FARE Blog

Food, Agriculture, and Resource Economics

Use Accrual Accounting to Better Gauge Farm Profitability

By Amanda R. Smith

Most farmers are familiar with the method of cash-based accounting. With cash-based accounting, a farmer records income when they receive a cash payment for their crops, animals or animal products. Furthermore, they record an expense when a payment is made by the farmer to the input supplier (fertilizer dealer, seed company, etc.). Cash-based accounting does not value accounts receivables and inventories as income, nor accounts payable as expenses, until cash is exchanged.

Accrual accounting, on the other hand, means a farmer records an income or expense transaction when it is incurred, regardless of when cash is exchanged. To expand on this, the accrual method records the income of the farm in the year it was produced by the farmer and also records the expenses incurred in producing that income. Accrual income can include cash from the sale of products, accounts receivables for products sold, and inventories of crops and livestock produced. Expenses measure the costs incurred to generate income for the year and may occur with or without an actual cash payment (accounts payable). Accrual accounting essentially matches income earned to expenses incurred, giving a more realistic reflection of net income for the year. Net income indicates profitability of the farm.

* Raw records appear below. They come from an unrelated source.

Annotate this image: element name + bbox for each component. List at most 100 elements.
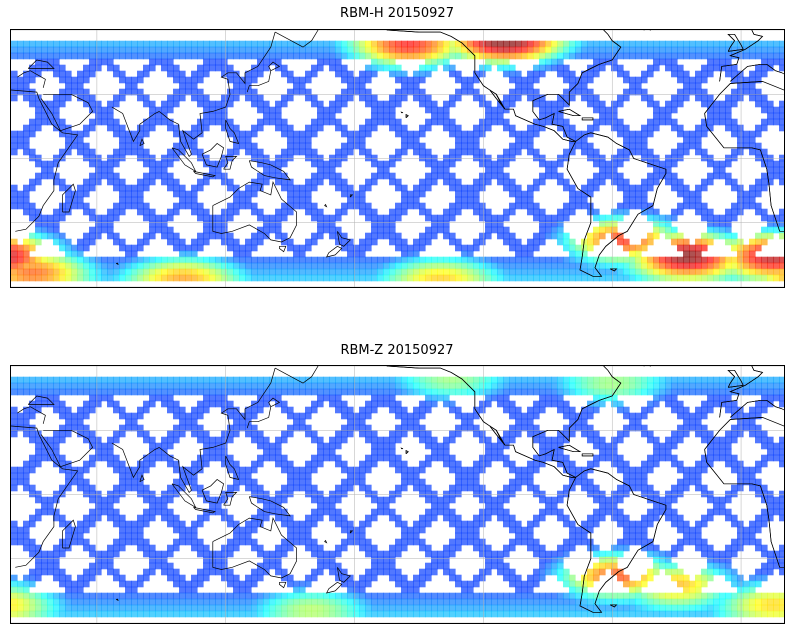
data-cell	[53, 400, 60, 408]
data-cell	[335, 70, 342, 78]
data-cell	[491, 46, 498, 54]
data-cell	[119, 154, 126, 162]
data-cell	[503, 70, 510, 78]
data-cell	[569, 184, 576, 192]
data-cell	[113, 400, 120, 408]
data-cell	[17, 88, 24, 96]
data-cell	[269, 40, 276, 48]
data-cell	[305, 388, 312, 396]
data-cell	[359, 40, 366, 48]
data-cell	[557, 40, 564, 48]
data-cell	[545, 268, 552, 276]
data-cell	[557, 172, 564, 180]
data-cell	[125, 376, 132, 384]
data-cell	[281, 238, 288, 246]
data-cell	[671, 394, 678, 402]
data-cell	[431, 58, 438, 66]
data-cell	[665, 514, 672, 522]
data-cell	[587, 190, 594, 198]
data-cell	[35, 58, 42, 66]
data-cell	[719, 496, 726, 504]
data-cell	[425, 400, 432, 408]
data-cell	[689, 376, 696, 384]
data-cell	[479, 484, 486, 492]
data-cell	[167, 118, 174, 126]
data-cell	[767, 64, 774, 72]
data-cell	[509, 490, 516, 498]
data-cell	[257, 58, 264, 66]
data-cell	[425, 106, 432, 114]
data-cell	[155, 442, 162, 450]
data-cell	[263, 166, 270, 174]
data-cell	[83, 460, 90, 468]
data-cell	[245, 466, 252, 474]
data-cell	[389, 274, 396, 282]
data-cell	[701, 430, 708, 438]
data-cell	[365, 154, 372, 162]
data-cell	[317, 166, 324, 174]
data-cell	[209, 448, 216, 456]
data-cell	[335, 394, 342, 402]
data-cell	[197, 268, 204, 276]
data-cell	[575, 424, 582, 432]
data-cell	[611, 178, 618, 186]
data-cell	[221, 226, 228, 234]
data-cell	[755, 424, 762, 432]
data-cell	[563, 406, 570, 414]
data-cell	[185, 76, 192, 84]
data-cell	[23, 88, 30, 96]
data-cell	[443, 220, 450, 228]
data-cell	[743, 46, 750, 54]
data-cell	[221, 460, 228, 468]
data-cell	[707, 46, 714, 54]
data-cell	[29, 490, 36, 498]
data-cell	[359, 478, 366, 486]
data-cell	[407, 76, 414, 84]
data-cell	[65, 70, 72, 78]
data-cell	[287, 478, 294, 486]
data-cell	[257, 226, 264, 234]
data-cell	[731, 460, 738, 468]
data-cell	[491, 226, 498, 234]
data-cell	[623, 40, 630, 48]
data-cell	[545, 454, 552, 462]
data-cell	[473, 538, 480, 546]
data-cell	[29, 484, 36, 492]
data-cell	[143, 160, 150, 168]
data-cell	[479, 178, 486, 186]
data-cell	[413, 418, 420, 426]
data-cell	[281, 382, 288, 390]
data-cell	[431, 436, 438, 444]
data-cell	[521, 250, 528, 258]
data-cell	[509, 154, 516, 162]
data-cell	[755, 202, 762, 210]
data-cell	[77, 268, 84, 276]
data-cell	[731, 184, 738, 192]
data-cell	[257, 394, 264, 402]
data-cell	[335, 46, 342, 54]
data-cell	[647, 466, 654, 474]
data-cell	[443, 118, 450, 126]
data-cell	[227, 130, 234, 138]
data-cell	[167, 514, 174, 522]
data-cell	[77, 190, 84, 198]
data-cell	[221, 376, 228, 384]
data-cell	[419, 142, 426, 150]
data-cell	[599, 442, 606, 450]
data-cell	[179, 424, 186, 432]
data-cell	[269, 52, 276, 60]
data-cell	[95, 118, 102, 126]
data-cell	[89, 46, 96, 54]
data-cell	[287, 262, 294, 270]
data-cell	[317, 448, 324, 456]
data-cell	[59, 514, 66, 522]
data-cell	[185, 46, 192, 54]
data-cell	[707, 112, 714, 120]
data-cell	[233, 196, 240, 204]
data-cell	[209, 232, 216, 240]
data-cell	[71, 376, 78, 384]
coastline	[566, 132, 667, 277]
data-cell	[65, 388, 72, 396]
data-cell	[41, 274, 48, 282]
data-cell	[77, 82, 84, 90]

Cash-based accounting can be useful for managing taxes. For example, a farmer pays for his fertilizer and chemicals in October of year 1. These are considered expenses that lower taxable income in year 1. If the farmer has storage capabilities and sells their crop during January of year 2, that sales transaction will be considered taxable income in year 2 (not year 1).

The IRS allows farms to choose between cash-based or accrual accounting. A few exceptions apply; a family corporation with gross receipts over $25,000,000 must use accrual methods for taxes. Refer to IRS Publication 225, Farmer’s Tax Guide, for more information.

Despite the tax benefits of cash-based accounting, it does not give a clear picture of long-term farm financial health and profitability. Cash expenses for inputs may be pre-paid and revenues from last year’s crop might show up as income this year. This creates a lag in knowing if the farm was profitable during the year. Farmers can use cash-based accounting for tax purposes, but should also keep an accrual-based record to gauge the profitability of the farm from year-to-year.